Sales of petrol and diesel in the district have slumped by 25 to 30%, said dealers. "But those on the highway and on the borders are affected the most," rues Moosa Cherkalam, state secretary of All India Petrol Pump Dealers Association.
When compared with Kasaragod, petrol is cheaper by nearly Rs 6 per litre and diesel is cheaper by Rs 8 to Rs 9 per litre in Mangaluru. Diesel in Mahe is cheaper by Rs 10 and petrol is cheaper by around Rs 11.
Commercial trucks delivering goods till Kochi from other states have almost stopped filling their tanks in Kerala, said K Lakshminarayanan, district treasurer of the dealers' association.
His fuel station on the highway near CPCRI used to sell 10,000 litres of diesel every day when the price differences between Kerala and Karnataka were negligible. Since November 2021 -- when the government of Karnataka slashed taxes on diesel and petrol by Rs 7 -- the sale at his fuel station has slumped. Lately, his pump has been selling only 2,500 litres of diesel a day, he said.
Trucks entering Kerala from Karnataka fill their fuel tanks (300 to 400 litres) and top up again in Mahe, he said. "They don't have to buy fuel in Kerala at all," he said.
Fuel stations on the highway get 60% of their business from commercial vehicles, particularly interstate trucks. "In terms of sales of fuel, 10 trucks get us more business than 200 passenger cars. The price disparity has almost killed our business," he said.
Lakshminarayanan's fuel station near Kasaragod town is 30km from the Thalappady border, so his sales have slumped only 75%. Right on the border at Thalappady, there is Kerala Fuels. Its sales have slumped 90% since November 2021. On average, it used to sell 12,000 litres (one load) of fuel (4,000 litres of petrol and 8,000 litres of diesel) every day. Now, it barely manages to sell three loads (36,000 litres) in a month. "It is on the verge of closure," said Lakshminarayanan.
Fifty metres inside Karnataka, there is a fuel station that always has a long queue. It has put up a board highlighting the price differences between Kerala and Karnataka. On average, it sells two loads (24,000 litres) of fuel every day.

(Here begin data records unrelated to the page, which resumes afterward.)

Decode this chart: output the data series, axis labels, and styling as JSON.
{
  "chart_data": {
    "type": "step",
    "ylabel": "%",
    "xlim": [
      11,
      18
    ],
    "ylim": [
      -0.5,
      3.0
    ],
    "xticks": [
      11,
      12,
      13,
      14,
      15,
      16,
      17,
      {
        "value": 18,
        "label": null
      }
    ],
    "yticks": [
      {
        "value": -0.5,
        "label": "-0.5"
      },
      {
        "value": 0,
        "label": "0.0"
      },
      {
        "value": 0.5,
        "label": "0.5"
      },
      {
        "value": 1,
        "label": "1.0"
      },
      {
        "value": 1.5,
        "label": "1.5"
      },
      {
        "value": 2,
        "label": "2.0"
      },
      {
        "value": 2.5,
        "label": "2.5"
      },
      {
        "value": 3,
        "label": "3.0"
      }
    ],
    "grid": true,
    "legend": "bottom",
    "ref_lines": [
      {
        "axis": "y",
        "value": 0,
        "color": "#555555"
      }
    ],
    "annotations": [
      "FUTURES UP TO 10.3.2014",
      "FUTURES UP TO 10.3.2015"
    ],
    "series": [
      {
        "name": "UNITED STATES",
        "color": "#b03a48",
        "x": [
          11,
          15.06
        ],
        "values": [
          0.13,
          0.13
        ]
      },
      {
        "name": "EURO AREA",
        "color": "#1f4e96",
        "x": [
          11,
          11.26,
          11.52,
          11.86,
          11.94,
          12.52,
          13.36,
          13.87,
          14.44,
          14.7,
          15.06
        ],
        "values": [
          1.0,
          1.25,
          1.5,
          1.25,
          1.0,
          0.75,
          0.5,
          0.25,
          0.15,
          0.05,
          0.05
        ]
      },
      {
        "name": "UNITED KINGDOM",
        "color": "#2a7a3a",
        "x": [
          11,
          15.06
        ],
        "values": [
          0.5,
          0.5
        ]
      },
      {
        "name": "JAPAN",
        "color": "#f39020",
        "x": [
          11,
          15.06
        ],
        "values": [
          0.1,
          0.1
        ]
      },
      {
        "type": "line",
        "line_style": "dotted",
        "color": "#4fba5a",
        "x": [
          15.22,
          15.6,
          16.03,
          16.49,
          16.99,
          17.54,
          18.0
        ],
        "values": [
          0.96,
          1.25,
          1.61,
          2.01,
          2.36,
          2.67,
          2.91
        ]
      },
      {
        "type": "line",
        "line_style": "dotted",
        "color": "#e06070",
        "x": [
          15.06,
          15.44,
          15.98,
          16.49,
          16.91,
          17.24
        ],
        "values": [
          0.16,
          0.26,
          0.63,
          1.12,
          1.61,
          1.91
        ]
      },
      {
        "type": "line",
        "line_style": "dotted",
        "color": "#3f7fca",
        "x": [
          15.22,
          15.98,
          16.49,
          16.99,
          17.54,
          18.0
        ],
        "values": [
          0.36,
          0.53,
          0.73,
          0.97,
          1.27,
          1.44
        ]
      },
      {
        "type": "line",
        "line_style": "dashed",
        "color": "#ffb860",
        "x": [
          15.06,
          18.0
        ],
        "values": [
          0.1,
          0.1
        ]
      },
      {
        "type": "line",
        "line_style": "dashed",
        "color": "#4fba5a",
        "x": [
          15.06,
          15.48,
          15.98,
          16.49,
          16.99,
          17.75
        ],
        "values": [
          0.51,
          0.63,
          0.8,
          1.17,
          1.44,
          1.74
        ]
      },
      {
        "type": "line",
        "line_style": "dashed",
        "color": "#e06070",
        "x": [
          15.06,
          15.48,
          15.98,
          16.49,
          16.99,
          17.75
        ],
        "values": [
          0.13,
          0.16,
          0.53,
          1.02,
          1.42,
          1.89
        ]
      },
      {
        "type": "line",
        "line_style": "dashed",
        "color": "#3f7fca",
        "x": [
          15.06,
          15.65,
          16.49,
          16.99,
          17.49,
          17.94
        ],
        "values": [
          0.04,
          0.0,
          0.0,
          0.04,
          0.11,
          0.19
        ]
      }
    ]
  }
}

To be sure, the LDF government has not increased its share of tax since it came to power in May 2016. But neither has it reduced that VAT, which is 30.08% of the rate at which petrol is delivered in Kerala. So every time the Union government increases the fuel price or the tax, the Kerala government's income from fuel also increases. In the past 12 days alone, the Union government increased fuel prices by 11%, tweeted Abdulla Madumoole, an Abu Dhabi-based financial consultant, who owns a fuel station at Perla in Enmakaje, another border panchayat.
Apart from commercial vehicles, the truck-mounted borewell rigs are also filling up their tanks from Karnataka. The truck-mounted rigs buy 1,500 litres to 2,000 litres at a time. They need around 300 litres of diesel to drill one borewell. They find it economical to buy diesel from fuel stations on the border.
Lakshminarayanan said the infrastructure companies working on the highway widening also bring in diesel in their private tanker from Karnataka. "They are saving Rs 8 per litre," he added.